Originaire d’Égypte, née dans une famille chaleureuse et aimante de la bourgeoisie juive cairote, elle fut expulsée comme apatride par Nasser en 1957. Réfugiée d’abord à Londres, elle s’installa, une fois mariée, en Suisse qui reste, jusqu’à ce jour. sa patrie d’adoption. Un concours de circonstances l’amena à écrire, dans un format modeste, un opuscule foumissant des données essentielles sur le judaïsme d’Égypte, dont la riche histoire avait été entravée par les lois anti-juives d’exception de la période 1945 -1948, antérieure donc à la création de l’État d’Israël.

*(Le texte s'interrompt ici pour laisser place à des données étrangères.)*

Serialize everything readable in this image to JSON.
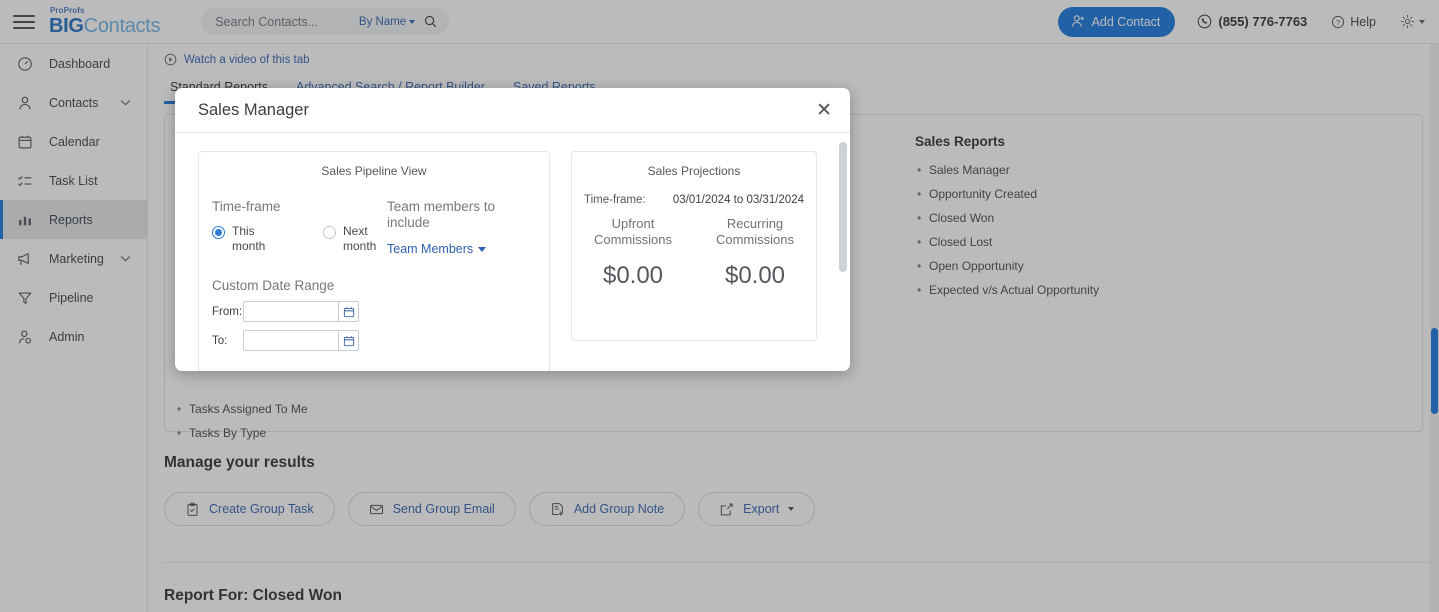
{
  "header": {
    "logo_top": "ProProfs",
    "logo_big": "BIG",
    "logo_rest": "Contacts",
    "search_placeholder": "Search Contacts...",
    "search_value": "",
    "search_filter": "By Name",
    "search_icon": "search-icon",
    "menu_icon": "hamburger-icon",
    "add_contact_label": "Add Contact",
    "phone": "(855) 776-7763",
    "help_label": "Help",
    "settings_icon": "gear-icon"
  },
  "sidebar": {
    "items": [
      {
        "label": "Dashboard",
        "icon": "dashboard-icon",
        "active": false,
        "expandable": false
      },
      {
        "label": "Contacts",
        "icon": "person-icon",
        "active": false,
        "expandable": true
      },
      {
        "label": "Calendar",
        "icon": "calendar-icon",
        "active": false,
        "expandable": false
      },
      {
        "label": "Task List",
        "icon": "tasklist-icon",
        "active": false,
        "expandable": false
      },
      {
        "label": "Reports",
        "icon": "bar-chart-icon",
        "active": true,
        "expandable": false
      },
      {
        "label": "Marketing",
        "icon": "megaphone-icon",
        "active": false,
        "expandable": true
      },
      {
        "label": "Pipeline",
        "icon": "funnel-icon",
        "active": false,
        "expandable": false
      },
      {
        "label": "Admin",
        "icon": "admin-person-icon",
        "active": false,
        "expandable": false
      }
    ]
  },
  "main": {
    "video_link": "Watch a video of this tab",
    "video_icon": "play-circle-icon",
    "tabs": [
      {
        "label": "Standard Reports",
        "active": true
      },
      {
        "label": "Advanced Search / Report Builder",
        "active": false
      },
      {
        "label": "Saved Reports",
        "active": false
      }
    ],
    "sales_reports": {
      "heading": "Sales Reports",
      "items": [
        "Sales Manager",
        "Opportunity Created",
        "Closed Won",
        "Closed Lost",
        "Open Opportunity",
        "Expected v/s Actual Opportunity"
      ]
    },
    "task_reports": {
      "items": [
        "Tasks Assigned To Me",
        "Tasks By Type"
      ]
    },
    "manage": {
      "heading": "Manage your results",
      "buttons": [
        {
          "label": "Create Group Task",
          "icon": "clipboard-check-icon",
          "caret": false
        },
        {
          "label": "Send Group Email",
          "icon": "envelope-icon",
          "caret": false
        },
        {
          "label": "Add Group Note",
          "icon": "note-plus-icon",
          "caret": false
        },
        {
          "label": "Export",
          "icon": "export-icon",
          "caret": true
        }
      ]
    },
    "report_for": "Report For: Closed Won"
  },
  "modal": {
    "title": "Sales Manager",
    "close_icon": "close-icon",
    "pipeline": {
      "card_title": "Sales Pipeline View",
      "timeframe_label": "Time-frame",
      "options": [
        {
          "label": "This month",
          "selected": true
        },
        {
          "label": "Next month",
          "selected": false
        }
      ],
      "team_label": "Team members to include",
      "team_dropdown": "Team Members",
      "custom_range_label": "Custom Date Range",
      "from_label": "From:",
      "from_value": "",
      "to_label": "To:",
      "to_value": "",
      "calendar_icon": "calendar-icon"
    },
    "projections": {
      "card_title": "Sales Projections",
      "timeframe_label": "Time-frame:",
      "timeframe_value": "03/01/2024 to 03/31/2024",
      "columns": [
        {
          "label": "Upfront Commissions",
          "amount": "$0.00"
        },
        {
          "label": "Recurring Commissions",
          "amount": "$0.00"
        }
      ]
    }
  },
  "colors": {
    "accent_blue": "#1675e0",
    "link_blue": "#2f62b0",
    "logo_light": "#6cb3e8",
    "overlay": "rgba(60,60,60,0.35)"
  }
}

Cette première brochure de quatre-vingts pages suscita bien sûr l’intérêt des responsables communautaires, heureux de pouvoir disposer d’une étude documentée sur une communauté juive, désormais disparue, d’un pays arabe ; mais aussi, et plus souvent de manière virulente que seulement académique, l’opposition d’un certain nombre d’intellectuels récitant la doxa de l’absence de toute judéophobie et d’un éternel âge d’or interreligieux en Islam. Pour leur répondre, elle se mit au travail, d’où la série d’ouvrages qu’elle a ensuite publiés, dont le sous-titre « De la découverte du dhimmi à Eurabia » donne exactement la teneur.
Mais il faut lire cette biographie pour comprendre ce qu’a été l’enfer qu’elle a dû vivre, simplement parce qu’elle avait soulevé des questions qui n’étaient pas acceptables et qu’elle y apportait, documents à l’appui, des réponses allant à l’encontre du discours officiel. Comme le dit la page de couverture, en racontant l’histoire de sa vie, elle éclaire celle de notre civilisation aux prises avec le refus de savoir, les défis de l’obscurantisme et la lâcheté.
Yves Chevalier, Sens n°427, novembre-décembre 2019.
(1) Cf. Sens, 1991 n°12, p. 431 ; 1994 n°7/8, p. 352 ; 2005 n°5, 2009 n°5, p. 304 ; 2015 n°395, p. 76 ; 2019 n°424, p. 273.
(2) Cf. Sens, 1992 n°1, p. 3 ; 1995 n°12, p. 487 ; 2001 n°9/10, p. 445.